The girl’s eyes blazed. Her face was transfigured with grief and love. She was about to speak, but Wade hastened to her and took her hand.

“Good-night, Elva.”

She understood him. His eyes and the quiver in his voice spoke to her heart. She clung to his hands when he would have withdrawn them. The look she gave her father checked that gentleman’s contemptuous mutterings.

“I am ashamed of my father, Mr. Wade,” she said, passionately. “I offer you the apologies of our home.”

“Say, look here!” snarled Barrett, this scornful rebelliousness putting his wits to flight, “if that’s the way you feel about me, put on your hat and go with him. I’ll be d—d if I don’t mean it! Go and starve.”

He realized the folly of his outburst as he returned their gaze. But he persisted in his puerile attack.
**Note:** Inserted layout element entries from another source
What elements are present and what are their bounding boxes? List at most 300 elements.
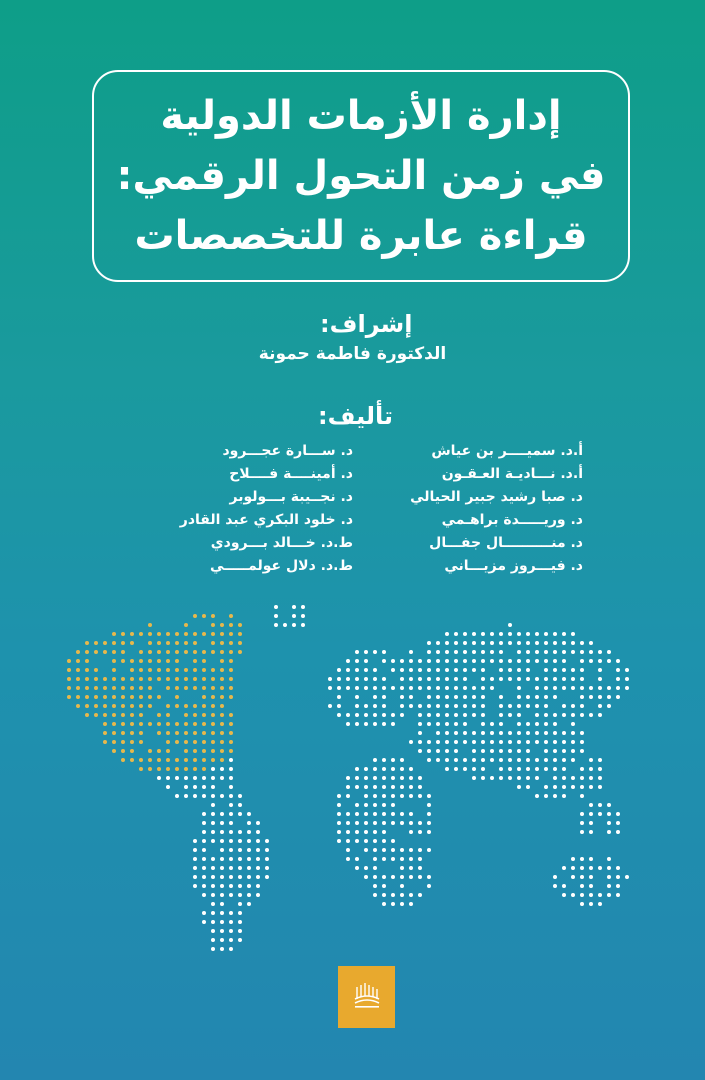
map-dot	[346, 812, 350, 816]
map-dot	[139, 767, 143, 771]
map-dot	[346, 722, 350, 726]
map-dot	[391, 722, 395, 726]
map-dot	[148, 659, 152, 663]
map-dot	[202, 704, 206, 708]
map-dot	[337, 812, 341, 816]
map-dot	[490, 659, 494, 663]
map-dot	[562, 641, 566, 645]
map-dot	[94, 650, 98, 654]
map-dot	[427, 650, 431, 654]
map-dot	[436, 677, 440, 681]
map-dot	[202, 875, 206, 879]
map-dot	[472, 704, 476, 708]
map-dot	[382, 857, 386, 861]
map-dot	[211, 785, 215, 789]
map-dot	[184, 623, 188, 627]
map-dot	[625, 875, 629, 879]
map-dot	[364, 785, 368, 789]
map-dot	[427, 830, 431, 834]
map-dot	[220, 713, 224, 717]
map-dot	[598, 659, 602, 663]
map-dot	[346, 830, 350, 834]
map-dot	[130, 686, 134, 690]
map-dot	[598, 668, 602, 672]
map-dot	[166, 704, 170, 708]
map-dot	[463, 722, 467, 726]
map-dot	[112, 650, 116, 654]
map-dot	[589, 695, 593, 699]
map-dot	[256, 875, 260, 879]
map-dot	[175, 632, 179, 636]
map-dot	[481, 632, 485, 636]
map-dot	[373, 884, 377, 888]
map-dot	[85, 668, 89, 672]
map-dot	[589, 902, 593, 906]
map-dot	[463, 668, 467, 672]
map-dot	[553, 641, 557, 645]
author-name: د. خلود البكري عبد القادر	[179, 512, 353, 528]
map-dot	[517, 695, 521, 699]
map-dot	[130, 740, 134, 744]
map-dot	[616, 659, 620, 663]
map-dot	[220, 848, 224, 852]
map-dot	[391, 848, 395, 852]
map-dot	[229, 749, 233, 753]
map-dot	[166, 758, 170, 762]
map-dot	[229, 857, 233, 861]
map-dot	[175, 758, 179, 762]
map-dot	[373, 713, 377, 717]
map-dot	[454, 641, 458, 645]
map-dot	[238, 929, 242, 933]
publisher-logo	[338, 966, 395, 1028]
map-dot	[598, 713, 602, 717]
map-dot	[175, 776, 179, 780]
map-dot	[229, 821, 233, 825]
map-dot	[544, 749, 548, 753]
map-dot	[184, 650, 188, 654]
map-dot	[148, 668, 152, 672]
map-dot	[418, 677, 422, 681]
map-dot	[112, 704, 116, 708]
map-dot	[445, 659, 449, 663]
map-dot	[193, 731, 197, 735]
map-dot	[598, 803, 602, 807]
map-dot	[598, 650, 602, 654]
map-dot	[535, 632, 539, 636]
map-dot	[211, 920, 215, 924]
map-dot	[535, 704, 539, 708]
map-dot	[400, 902, 404, 906]
map-dot	[211, 767, 215, 771]
map-dot	[472, 776, 476, 780]
map-dot	[508, 731, 512, 735]
map-dot	[400, 884, 404, 888]
map-dot	[184, 713, 188, 717]
map-dot	[427, 821, 431, 825]
map-dot	[598, 776, 602, 780]
map-dot	[562, 632, 566, 636]
supervision-label: إشراف:	[320, 310, 413, 338]
map-dot	[121, 659, 125, 663]
map-dot	[553, 740, 557, 744]
map-dot	[463, 704, 467, 708]
map-dot	[166, 740, 170, 744]
map-dot	[409, 893, 413, 897]
map-dot	[616, 677, 620, 681]
map-dot	[238, 893, 242, 897]
map-dot	[193, 884, 197, 888]
map-dot	[211, 614, 215, 618]
map-dot	[202, 794, 206, 798]
map-dot	[193, 776, 197, 780]
map-dot	[445, 677, 449, 681]
map-dot	[589, 821, 593, 825]
map-dot	[373, 785, 377, 789]
map-dot	[265, 875, 269, 879]
map-dot	[220, 947, 224, 951]
map-dot	[202, 740, 206, 744]
author-name: ط.د. دلال عولمـــــي	[210, 558, 353, 574]
map-dot	[274, 605, 278, 609]
map-dot	[103, 740, 107, 744]
map-dot	[400, 668, 404, 672]
map-dot	[562, 758, 566, 762]
map-dot	[121, 704, 125, 708]
map-dot	[229, 884, 233, 888]
map-dot	[571, 650, 575, 654]
map-dot	[373, 848, 377, 852]
map-dot	[562, 866, 566, 870]
map-dot	[409, 704, 413, 708]
map-dot	[103, 731, 107, 735]
map-dot	[202, 920, 206, 924]
map-dot	[94, 704, 98, 708]
map-dot	[409, 866, 413, 870]
map-dot	[463, 641, 467, 645]
map-dot	[526, 695, 530, 699]
map-dot	[166, 749, 170, 753]
map-dot	[481, 641, 485, 645]
map-dot	[526, 740, 530, 744]
map-dot	[211, 758, 215, 762]
map-dot	[427, 758, 431, 762]
map-dot	[427, 722, 431, 726]
map-dot	[85, 686, 89, 690]
map-dot	[427, 884, 431, 888]
map-dot	[616, 875, 620, 879]
map-dot	[202, 830, 206, 834]
map-dot	[220, 641, 224, 645]
map-dot	[589, 767, 593, 771]
map-dot	[121, 632, 125, 636]
map-dot	[553, 677, 557, 681]
map-dot	[175, 731, 179, 735]
map-dot	[229, 677, 233, 681]
map-dot	[400, 893, 404, 897]
map-dot	[508, 659, 512, 663]
map-dot	[508, 767, 512, 771]
map-dot	[472, 767, 476, 771]
map-dot	[427, 668, 431, 672]
map-dot	[175, 659, 179, 663]
map-dot	[598, 785, 602, 789]
map-dot	[202, 650, 206, 654]
map-dot	[220, 875, 224, 879]
map-dot	[346, 677, 350, 681]
map-dot	[517, 632, 521, 636]
map-dot	[544, 722, 548, 726]
map-dot	[157, 641, 161, 645]
map-dot	[364, 875, 368, 879]
map-dot	[625, 677, 629, 681]
map-dot	[112, 668, 116, 672]
map-dot	[580, 875, 584, 879]
author-name: أ.د. سميــــر بن عياش	[431, 443, 583, 459]
map-dot	[463, 632, 467, 636]
map-dot	[553, 875, 557, 879]
map-dot	[472, 713, 476, 717]
map-dot	[202, 686, 206, 690]
map-dot	[463, 695, 467, 699]
map-dot	[229, 848, 233, 852]
map-dot	[94, 668, 98, 672]
map-dot	[589, 875, 593, 879]
map-dot	[445, 650, 449, 654]
map-dot	[499, 731, 503, 735]
map-dot	[373, 686, 377, 690]
map-dot	[562, 767, 566, 771]
map-dot	[400, 767, 404, 771]
map-dot	[229, 947, 233, 951]
map-dot	[247, 848, 251, 852]
map-dot	[418, 704, 422, 708]
map-dot	[364, 767, 368, 771]
map-dot	[589, 830, 593, 834]
map-dot	[463, 650, 467, 654]
map-dot	[436, 686, 440, 690]
map-dot	[607, 812, 611, 816]
map-dot	[355, 776, 359, 780]
map-dot	[418, 785, 422, 789]
map-dot	[139, 668, 143, 672]
map-dot	[130, 758, 134, 762]
map-dot	[211, 929, 215, 933]
map-dot	[130, 659, 134, 663]
map-dot	[229, 875, 233, 879]
map-dot	[508, 632, 512, 636]
map-dot	[301, 623, 305, 627]
map-dot	[427, 713, 431, 717]
map-dot	[364, 776, 368, 780]
map-dot	[364, 650, 368, 654]
map-dot	[436, 659, 440, 663]
map-dot	[121, 677, 125, 681]
map-dot	[400, 695, 404, 699]
map-dot	[454, 731, 458, 735]
map-dot	[193, 866, 197, 870]
map-dot	[526, 767, 530, 771]
map-dot	[508, 749, 512, 753]
map-dot	[436, 641, 440, 645]
map-dot	[247, 866, 251, 870]
map-dot	[373, 893, 377, 897]
map-dot	[256, 830, 260, 834]
map-dot	[481, 731, 485, 735]
map-dot	[373, 776, 377, 780]
map-dot	[337, 704, 341, 708]
map-dot	[535, 740, 539, 744]
map-dot	[517, 767, 521, 771]
map-dot	[193, 722, 197, 726]
map-dot	[202, 695, 206, 699]
map-dot	[382, 821, 386, 825]
map-dot	[373, 875, 377, 879]
map-dot	[391, 902, 395, 906]
map-dot	[220, 704, 224, 708]
map-dot	[157, 758, 161, 762]
map-dot	[418, 794, 422, 798]
map-dot	[571, 713, 575, 717]
map-dot	[373, 821, 377, 825]
map-dot	[517, 659, 521, 663]
map-dot	[139, 704, 143, 708]
map-dot	[400, 677, 404, 681]
map-dot	[391, 857, 395, 861]
map-dot	[229, 713, 233, 717]
map-dot	[508, 668, 512, 672]
map-dot	[130, 731, 134, 735]
map-dot	[391, 839, 395, 843]
map-dot	[580, 776, 584, 780]
map-dots	[67, 605, 629, 951]
map-dot	[571, 776, 575, 780]
map-dot	[139, 632, 143, 636]
map-dot	[337, 803, 341, 807]
map-dot	[472, 686, 476, 690]
map-dot	[535, 794, 539, 798]
map-dot	[238, 920, 242, 924]
map-dot	[373, 668, 377, 672]
map-dot	[166, 677, 170, 681]
map-dot	[184, 749, 188, 753]
map-dot	[625, 686, 629, 690]
map-dot	[157, 749, 161, 753]
map-dot	[67, 668, 71, 672]
map-dot	[373, 803, 377, 807]
map-dot	[112, 695, 116, 699]
map-dot	[535, 650, 539, 654]
map-dot	[355, 839, 359, 843]
map-dot	[517, 722, 521, 726]
map-dot	[454, 686, 458, 690]
map-dot	[490, 740, 494, 744]
map-dot	[553, 785, 557, 789]
map-dot	[499, 713, 503, 717]
map-dot	[445, 731, 449, 735]
map-dot	[553, 632, 557, 636]
map-dot	[535, 722, 539, 726]
map-dot	[517, 641, 521, 645]
map-dot	[544, 686, 548, 690]
map-dot	[202, 893, 206, 897]
map-dot	[607, 695, 611, 699]
map-dot	[274, 623, 278, 627]
map-dot	[400, 713, 404, 717]
map-dot	[607, 884, 611, 888]
map-dot	[544, 731, 548, 735]
map-dot	[121, 713, 125, 717]
map-dot	[121, 641, 125, 645]
map-dot	[346, 686, 350, 690]
map-dot	[157, 713, 161, 717]
map-dot	[454, 758, 458, 762]
map-dot	[463, 677, 467, 681]
map-dot	[400, 857, 404, 861]
map-dot	[346, 785, 350, 789]
map-dot	[598, 704, 602, 708]
map-dot	[463, 731, 467, 735]
map-dot	[112, 713, 116, 717]
map-dot	[76, 704, 80, 708]
map-dot	[463, 758, 467, 762]
map-dot	[454, 695, 458, 699]
author-name: ط.د. خـــالد بـــرودي	[210, 535, 353, 551]
map-dot	[382, 659, 386, 663]
map-dot	[562, 776, 566, 780]
map-dot	[589, 785, 593, 789]
map-dot	[211, 632, 215, 636]
map-dot	[292, 623, 296, 627]
map-dot	[445, 758, 449, 762]
map-dot	[211, 875, 215, 879]
map-dot	[211, 704, 215, 708]
map-dot	[544, 713, 548, 717]
map-dot	[427, 695, 431, 699]
map-dot	[211, 866, 215, 870]
map-dot	[211, 776, 215, 780]
map-dot	[211, 695, 215, 699]
map-dot	[238, 911, 242, 915]
map-dot	[544, 677, 548, 681]
map-dot	[517, 776, 521, 780]
map-dot	[481, 758, 485, 762]
map-dot	[418, 740, 422, 744]
map-dot	[553, 731, 557, 735]
map-dot	[328, 677, 332, 681]
map-dot	[517, 650, 521, 654]
map-dot	[553, 776, 557, 780]
map-dot	[436, 713, 440, 717]
map-dot	[139, 758, 143, 762]
map-dot	[526, 659, 530, 663]
map-dot	[517, 740, 521, 744]
map-dot	[427, 704, 431, 708]
map-dot	[184, 776, 188, 780]
map-dot	[193, 677, 197, 681]
map-dot	[472, 632, 476, 636]
map-dot	[121, 758, 125, 762]
map-dot	[121, 740, 125, 744]
map-dot	[391, 812, 395, 816]
map-dot	[184, 722, 188, 726]
map-dot	[364, 821, 368, 825]
map-dot	[202, 785, 206, 789]
map-dot	[229, 785, 233, 789]
map-dot	[499, 632, 503, 636]
map-dot	[400, 875, 404, 879]
map-dot	[364, 704, 368, 708]
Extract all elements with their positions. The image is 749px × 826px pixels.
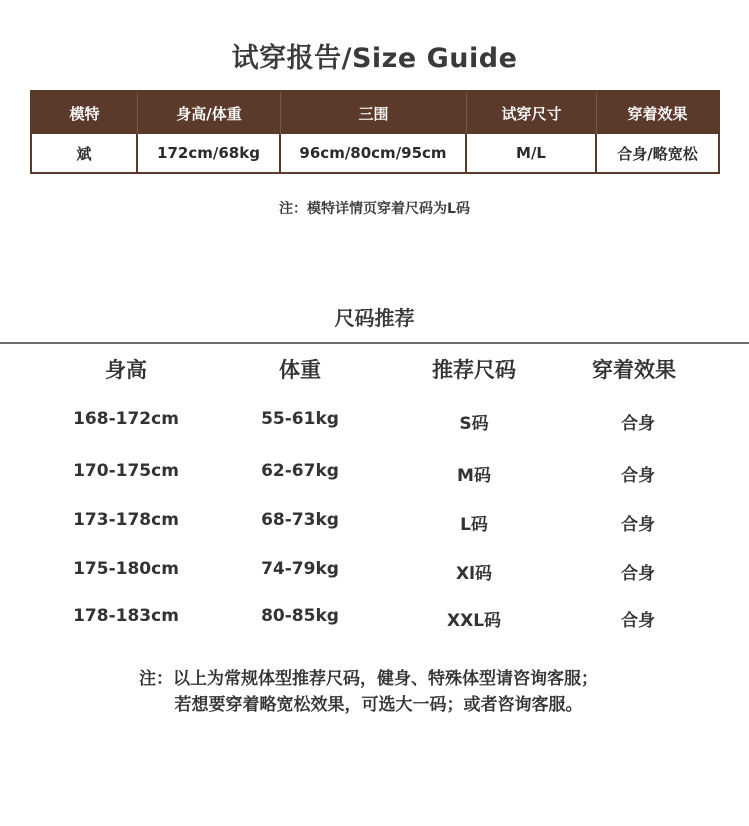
- header-height: 身高: [105, 358, 147, 382]
- bottom-note-line-2: 若想要穿着略宽松效果，可选大一码；或者咨询客服。: [174, 695, 583, 715]
- row-weight: 80-85kg: [261, 606, 339, 626]
- row-size: M码: [457, 466, 491, 486]
- model-fit-effect: 合身/略宽松: [617, 144, 698, 163]
- header-model: 模特: [32, 92, 138, 134]
- model-measurements: 96cm/80cm/95cm: [281, 134, 467, 172]
- page-title: 试穿报告/Size Guide: [231, 43, 518, 74]
- row-size: S码: [459, 414, 489, 434]
- model-height-weight: 172cm/68kg: [138, 134, 281, 172]
- table-row: [0, 409, 749, 435]
- recommend-title: 尺码推荐: [334, 306, 415, 330]
- row-weight: 68-73kg: [261, 510, 339, 530]
- table-row: [0, 461, 749, 487]
- row-weight: 74-79kg: [261, 559, 339, 579]
- row-size: XXL码: [446, 611, 502, 631]
- row-fit: 合身: [621, 611, 655, 631]
- table-row: [0, 510, 749, 536]
- row-weight: 62-67kg: [261, 461, 339, 481]
- table-row: [0, 559, 749, 585]
- model-name: 斌: [32, 134, 138, 172]
- header-weight: 体重: [279, 358, 321, 382]
- model-fitting-size: M/L: [467, 134, 597, 172]
- section-divider: [0, 342, 749, 344]
- row-weight: 55-61kg: [261, 409, 339, 429]
- header-fit: 穿着效果: [592, 358, 676, 382]
- row-size: L码: [460, 515, 488, 535]
- model-table-data-row: [32, 134, 718, 172]
- header-fit-effect: 穿着效果: [627, 104, 688, 123]
- header-fitting-size: 试穿尺寸: [467, 92, 597, 134]
- row-fit: 合身: [621, 564, 655, 584]
- row-fit: 合身: [621, 414, 655, 434]
- row-height: 175-180cm: [73, 559, 179, 579]
- header-recommended-size: 推荐尺码: [432, 358, 516, 382]
- row-height: 170-175cm: [73, 461, 179, 481]
- model-table-header-row: [32, 92, 718, 134]
- row-size: Xl码: [456, 564, 492, 584]
- table-row: [0, 606, 749, 632]
- row-fit: 合身: [621, 515, 655, 535]
- model-note: 注：模特详情页穿着尺码为L码: [279, 201, 470, 217]
- header-measurements: 三围: [281, 92, 467, 134]
- row-fit: 合身: [621, 466, 655, 486]
- bottom-note-line-1: 注：以上为常规体型推荐尺码，健身、特殊体型请咨询客服；: [139, 669, 598, 689]
- recommend-header-row: [0, 354, 749, 384]
- bottom-note: [0, 666, 749, 718]
- row-height: 173-178cm: [73, 510, 179, 530]
- header-height-weight: 身高/体重: [138, 92, 281, 134]
- row-height: 178-183cm: [73, 606, 179, 626]
- model-fitting-table: [30, 90, 720, 174]
- row-height: 168-172cm: [73, 409, 179, 429]
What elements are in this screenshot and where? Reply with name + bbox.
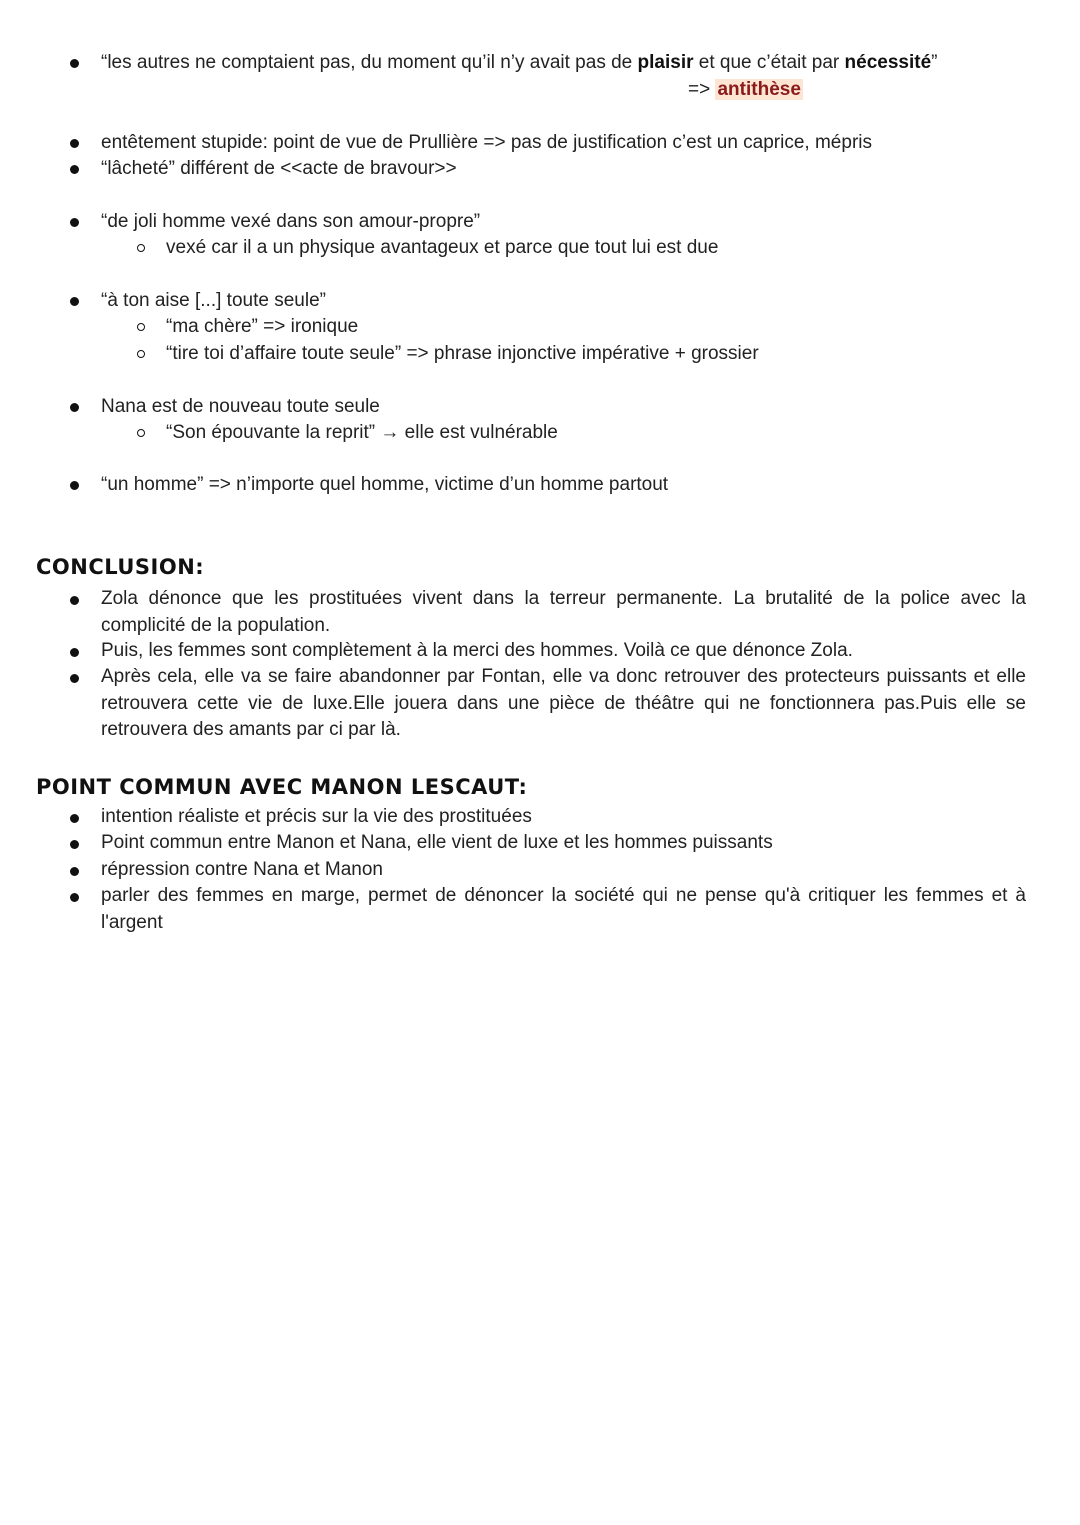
bullet-icon bbox=[70, 403, 79, 412]
conclusion-paragraph: Après cela, elle va se faire abandonner par Fontan, elle va donc retrouver des protecteurs puissants et elle retrouvera cette vie de luxe.Elle jouera dans une pièce de théâtre qui ne fonctionnera pas.Puis elle se retrouvera des amants par ci par là. bbox=[101, 666, 1026, 740]
list-item: entêtement stupide: point de vue de Prullière => pas de justification c’est un caprice, mépris bbox=[101, 132, 872, 153]
conclusion-paragraph: Zola dénonce que les prostituées vivent dans la terreur permanente. La brutalité de la police avec la complicité de la population. bbox=[101, 588, 1026, 636]
bullet-icon bbox=[70, 648, 79, 657]
sub-list-item: “ma chère” => ironique bbox=[166, 316, 359, 337]
bullet-icon bbox=[70, 893, 79, 902]
point-commun-item: parler des femmes en marge, permet de dénoncer la société qui ne pense qu'à critiquer les femmes et à l'argent bbox=[101, 885, 1026, 933]
sub-bullet-icon bbox=[137, 323, 145, 331]
sub-bullet-icon bbox=[137, 244, 145, 252]
sub-list-item: “tire toi d’affaire toute seule” => phrase injonctive impérative + grossier bbox=[166, 343, 759, 364]
quote-text-middle: et que c’était par bbox=[693, 52, 845, 73]
bullet-icon bbox=[70, 596, 79, 605]
bullet-icon bbox=[70, 139, 79, 148]
sub-list-item: “Son épouvante la reprit” → elle est vulnérable bbox=[166, 422, 558, 443]
list-item: “un homme” => n’importe quel homme, victime d’un homme partout bbox=[101, 474, 669, 495]
list-item: “de joli homme vexé dans son amour-propre” bbox=[101, 211, 481, 232]
bullet-icon bbox=[70, 165, 79, 174]
bold-word-plaisir: plaisir bbox=[637, 52, 694, 73]
list-item: “à ton aise [...] toute seule” bbox=[101, 290, 326, 311]
section-heading-point-commun: POINT COMMUN AVEC MANON LESCAUT: bbox=[36, 775, 528, 799]
conclusion-paragraph: Puis, les femmes sont complètement à la merci des hommes. Voilà ce que dénonce Zola. bbox=[101, 640, 853, 661]
quote-line bbox=[101, 50, 938, 76]
bullet-icon bbox=[70, 867, 79, 876]
arrow-text: => bbox=[688, 79, 716, 100]
bullet-icon bbox=[70, 297, 79, 306]
section-heading-conclusion: CONCLUSION: bbox=[36, 555, 205, 579]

“Oh, you don’t want her that way, do you?” he sneered. “You want her to bring the dollars that go along with her!”

Then Wade forgot himself.

He wrested one hand from the gentle clasp that entreated him, and would have struck the mouth that uttered the wretched insult. The girl prevented an act that would have been an enormity. She caught his wrist, and when his arm relaxed he did not dare, at first, to look at her. Then he gave her one quick stare of horror and looked at his hand, dazed and ashamed.

Barrett, strangely enough, was jarred back to equanimity by the threat of that blow. He folded his arms, drew himself up, and stood there, the outraged master of the mansion restored to command, silent, cold, rigid, his whole attitude of indignant reproach more effective than all the curses in Satan’s lexicon.

Talk could not help that distressing situation. The young man’s white lips tried to frame the words “I apologize,” but even in his anguish the grim humor of this reciprocation of apology rose before his dizzy consciousness.

“Good-night!” he gasped.

Then he left her and went into the hall, John Barrett close on his heels. The millionaire watched him take his hat, followed him out upon the broad porch, and halted him at the edge of the steps.

“Mr. Wade,” he said, “you’d rather resign your position than be kicked out, I presume?”

“You mean that it is your wish that I should go away from Stillwater?”

“That is exactly what I mean. You resign, or I will have your resignation demanded by the school board.”

“I think my school relations are entirely my own business,” retorted the young man, fighting back his mounting wrath.

“I’ll make it mine, and have you kicked out of this town like a cur.”

Wade remembered at that instant the face of the man whom he had seen leave John Barrett’s office that morning. He recollected his words—“I’d relish bein’ the man that mistook him for a bear!” He knew now how that man felt. And feeling the lust of killing rise in his own soul for the first time, he clinched his fists, set his teeth, and strode away into the night.